You can choose how the numbers are returned. With mean pooling, the whole sequence is summarized into a single vector. With CLS pooling, the model’s own summary token is used. With no pooling, you get one vector for every individual amino acid in the sequence, which is more detailed but much larger.

Use it when you want a numeric representation of one or more proteins, for example to measure how similar two proteins are, to group a set of proteins by similarity, or to use the vectors as input features for your own machine learning model. Turn on contact prediction when you also want the model’s guess at which parts of the protein touch each other in 3D.

InputRequiredWhat it is
sequencesyesA list of one or more protein sequences, each a one letter amino acid string, each between 1 and 2048 amino acids long.
model_variantno, default 650MWhich ESM-2 model to use. 650M produces 1280 numbers per vector. 3B is a larger model and produces 2560 numbers per vector.
poolno, default meanHow the embedding is summarized. mean returns one vector per sequence inline. cls returns the model’s summary token vector. none returns one vector per amino acid, packaged as a downloadable gzipped tar file.
return_contactsno, default falseIf true, also returns a predicted contact map for each sequence, a grid showing which pairs of amino acids the model thinks are in contact in 3D.
fp16no, default trueRuns the model in a faster, lower precision number format on the GPU. It is ignored when return_contacts is true.

Submit your sequences from Azulene Studio, the Python SDK, or the CLI. New here? The Get started page walks through installing, logging in, and running a ready made example first.

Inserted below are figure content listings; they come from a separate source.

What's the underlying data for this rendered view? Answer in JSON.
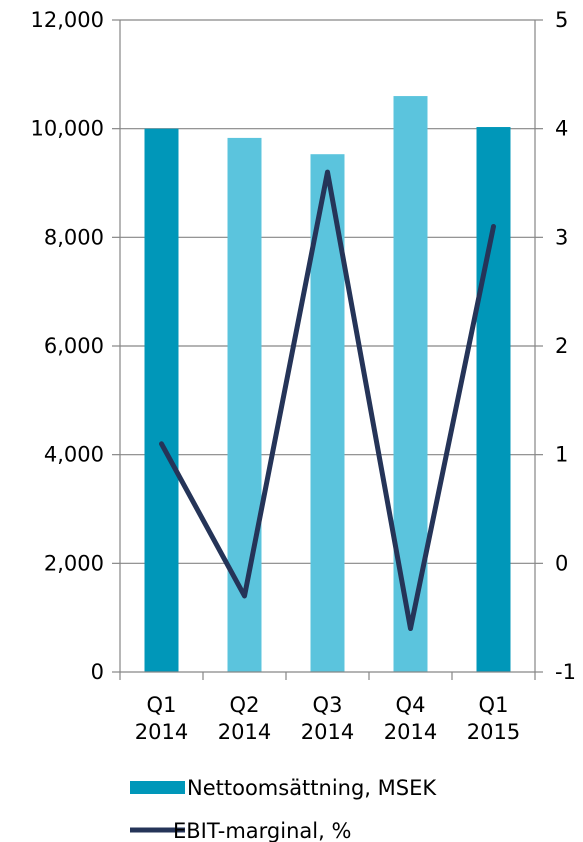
{
  "chart_data": {
    "type": "bar",
    "title": "",
    "categories": [
      [
        "Q1",
        "2014"
      ],
      [
        "Q2",
        "2014"
      ],
      [
        "Q3",
        "2014"
      ],
      [
        "Q4",
        "2014"
      ],
      [
        "Q1",
        "2015"
      ]
    ],
    "y_left": {
      "min": 0,
      "max": 12000,
      "ticks": [
        "0",
        "2,000",
        "4,000",
        "6,000",
        "8,000",
        "10,000",
        "12,000"
      ]
    },
    "y_right": {
      "min": -1,
      "max": 5,
      "ticks": [
        "-1",
        "0",
        "1",
        "2",
        "3",
        "4",
        "5"
      ]
    },
    "grid": true,
    "legend_position": "bottom",
    "series": [
      {
        "name": "Nettoomsättning, MSEK",
        "type": "bar",
        "axis": "left",
        "values": [
          10000,
          9830,
          9530,
          10600,
          10030
        ],
        "colors": [
          "#0097B9",
          "#5BC4DD",
          "#5BC4DD",
          "#5BC4DD",
          "#0097B9"
        ]
      },
      {
        "name": "EBIT-marginal, %",
        "type": "line",
        "axis": "right",
        "values": [
          1.1,
          -0.3,
          3.6,
          -0.6,
          3.1
        ],
        "color": "#253458"
      }
    ]
  }
}
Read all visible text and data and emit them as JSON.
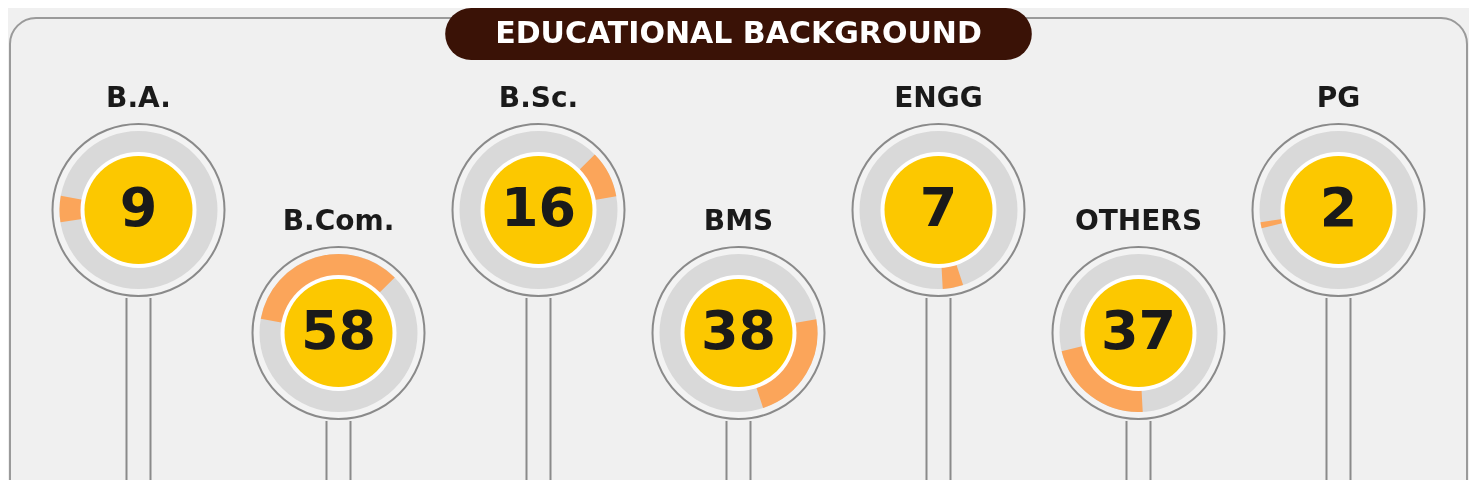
{
  "chart_data": {
    "type": "other",
    "title": "EDUCATIONAL BACKGROUND",
    "categories": [
      "B.A.",
      "B.Com.",
      "B.Sc.",
      "BMS",
      "ENGG",
      "OTHERS",
      "PG"
    ],
    "values": [
      9,
      58,
      16,
      38,
      7,
      37,
      2
    ],
    "color": "#fcc800",
    "data_labels": true
  }
}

Open ESM-2 Sequence Embeddings from the tools list, then on the Inputs and Parameters step enter your protein sequences as a JSON list, pick the model variant and pooling if you want to change the defaults, then Review and Submit.

from opal import jobs
result = jobs.submit(
job_type="esm2_embed",
input_data={
"sequences": ["MKIEELKKWVEEFDKKLAEIFKFDFGGYRELADKVAEAVGKKVDEKQKKIVEIFEKVEAEA"],
"model_variant": "650M",
"pool": "mean",
},
)

Pass the inputs as a JSON string.

Terminal window
opal jobs submit --job-type esm2_embed \
--input-data '{"sequences": ["MKIEELKKWVEEFDKKLAEIFKFDFGGYRELADKVAEAVGKKVDEKQKKIVEIFEKVEAEA"], "model_variant": "650M", "pool": "mean"}'

The main field is embeddings, a list with one entry per sequence you sent in. What each entry holds depends on the pooling you chose:

  • With mean or cls pooling, each entry is one vector for the whole sequence: a list of 1280 numbers for the 650M model, or 2560 numbers for the 3B model.
  • With pool set to none, you get one vector per amino acid for every sequence, which is too large to return inline, so it is delivered as a downloadable gzipped tar file on the Files tab.
  • With return_contacts set to true, the contacts field holds a predicted contact map for each sequence, a square grid where each entry says how likely two amino acids are to be in contact. When you do not ask for contacts, contacts is empty.

The result also reports pool, the pooling that was used, and a small scalars block with runtime_s, max_length, and n_sequences. In Azulene Studio the embedding values are shown as raw result data, and any large per amino acid output is offered as a file download.

The embeddings are most useful as input to a comparison, clustering, or your own model, rather than as a number to read directly. Per amino acid output (pool set to none) can be large and is delivered as a downloadable file. The 3B model captures more but is heavier than 650M.